AbstractIn biomedical text mining, entity recognition is an important initial step to all kinds applications. This task is concerned with disambiguation on different levels: detecting relevant terms (ie. distinguishing relevant from irrelevant text spans), determining its entity type (eg. gene, chemical, disease), and assigning a unique identifier (aka. linking, grounding, normalisation, concept recognition). One approach to this is using a pipeline with a candidate-generation phase followed by filtering steps. This strategy was very successful in an evaluation with a standard annotated corpus of full-text scientific articles, combining knowledge-based candidate generation with a neural network for filtering.

​28. November (Gastvorträge)

Don Tuggener (ZHAW):

Titel: Behavioural Simulator for Professional Training based on Natural Language Interaction 

Abstract:  We present results of experiments for Question Matching that combines two features, i.e. word embeddings and weighted word overlap. The aim is matching a given input question to a pre-defined set of available questions in a dialogue simulator for professional training. We find that both features have their strengths and weaknesses and combining them with an ensemble SVM improves their individual performance significantly. 

The experiments were conducted as part of the CTI Project ``Behavioural Simulator for Professional Training based on Natural Language Interaction'', that aims to replace the current keyboard and mouse input in a dialogue simulator with free speech input. One key challenge that arises in such a setting, besides handling speech input, is determining if a given input does not match any of the available questions and what measures to take in such a situation. We present an approach that tries to detect such non-matching inputs.

Link KTI-Projekt:

Jan Deriu (ZHAW):

Titel: Natural Language Processing at ZHAW
Abstract: Our group at the Zurich University of Applied Sciences is specialized in Natural Language Processing with machine-learning, especially deep-learning.  As part of our CTI-Project "DeepText" we apply Deep-Learning techniques to a variety of 'fundamental' NLP-tasks, such as Sentiment Analysis, Named Entity Recognition and Document Labeling, as well as other tasks such as Author Profiling, Question-Answering and Natural Language Generation.
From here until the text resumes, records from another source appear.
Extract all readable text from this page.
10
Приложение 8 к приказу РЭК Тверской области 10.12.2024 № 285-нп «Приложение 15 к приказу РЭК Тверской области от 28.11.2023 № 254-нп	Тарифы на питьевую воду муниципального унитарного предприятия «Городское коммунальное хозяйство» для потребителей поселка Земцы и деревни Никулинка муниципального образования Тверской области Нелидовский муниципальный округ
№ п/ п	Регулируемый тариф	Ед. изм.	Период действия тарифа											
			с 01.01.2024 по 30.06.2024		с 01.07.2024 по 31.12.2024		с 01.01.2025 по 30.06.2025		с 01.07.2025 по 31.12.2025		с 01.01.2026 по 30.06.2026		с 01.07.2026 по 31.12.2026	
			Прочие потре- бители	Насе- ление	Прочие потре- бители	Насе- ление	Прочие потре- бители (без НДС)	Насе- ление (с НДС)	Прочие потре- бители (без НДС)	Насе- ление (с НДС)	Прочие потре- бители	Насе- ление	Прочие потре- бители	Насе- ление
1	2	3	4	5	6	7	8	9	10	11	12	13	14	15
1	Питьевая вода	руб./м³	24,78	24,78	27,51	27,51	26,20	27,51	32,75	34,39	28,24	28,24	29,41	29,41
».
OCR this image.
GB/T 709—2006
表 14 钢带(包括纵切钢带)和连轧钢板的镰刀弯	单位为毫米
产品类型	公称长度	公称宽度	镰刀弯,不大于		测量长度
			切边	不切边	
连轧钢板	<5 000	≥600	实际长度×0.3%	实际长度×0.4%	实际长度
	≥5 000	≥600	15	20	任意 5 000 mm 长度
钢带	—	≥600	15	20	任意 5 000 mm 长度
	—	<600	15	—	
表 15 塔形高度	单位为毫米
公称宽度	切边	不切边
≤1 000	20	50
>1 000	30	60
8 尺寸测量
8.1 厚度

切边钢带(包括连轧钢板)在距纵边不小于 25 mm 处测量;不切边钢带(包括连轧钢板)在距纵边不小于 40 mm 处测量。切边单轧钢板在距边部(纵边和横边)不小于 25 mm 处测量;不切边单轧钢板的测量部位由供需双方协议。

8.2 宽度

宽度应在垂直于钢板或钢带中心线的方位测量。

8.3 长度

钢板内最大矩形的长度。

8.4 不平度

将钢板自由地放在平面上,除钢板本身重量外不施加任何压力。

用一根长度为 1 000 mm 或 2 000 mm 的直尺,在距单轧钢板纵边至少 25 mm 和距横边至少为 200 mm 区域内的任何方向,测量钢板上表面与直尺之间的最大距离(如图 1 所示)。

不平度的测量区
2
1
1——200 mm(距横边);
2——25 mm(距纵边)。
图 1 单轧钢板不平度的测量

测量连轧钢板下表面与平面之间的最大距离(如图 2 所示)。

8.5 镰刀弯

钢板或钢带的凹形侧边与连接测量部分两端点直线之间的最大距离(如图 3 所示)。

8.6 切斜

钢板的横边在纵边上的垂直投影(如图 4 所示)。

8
In the first part of this talk, we give an overview of the research topics at ZHAW. In the second part we go more in depth into our current research topic: Natural Language Generation. We present a deep-learning algorithm which converts meaning representations into a natural text, focusing on generating more appealing texts. 

12. Dezember: ​​

Prof. Ce Zhang (ETH Zürich): 

Titel: Accelerating Learning Systems 

Abstract: "Can machine learning help to improve this application?" After this question pops up in the mind of a user -- a biologist, an astrophysicist, or a social scientist -- how long would it take for her to get an answer? Our research studies how to answer this question as rapidly as possible, by accelerating the whole machine learning process. Making a deep learning system to train faster is indispensable for this purpose, but there is far more to it than that. Our research focuses on: (1) applications, (2) systems, and (3) abstractions. For applications, I will talk about machine learning applications that we enabled by supporting a range of users, none of whom had backgrounds in computer science. For systems, we focus on understanding the system trade-off of distributed training and inference for a diverse set of machine learning models, and how to co-design machine learning algorithms and modern hardware so as to unleash the full potential of both. I will talk in detail about our recent results on decentralized, low-precision training of deep neural networks and generalized linear models, and their application to FPGA-based acceleration. For abstractions, I will introduce, a high-level declarative system for machine learning, which enables the coding of many of the applications we built with just four lines of code.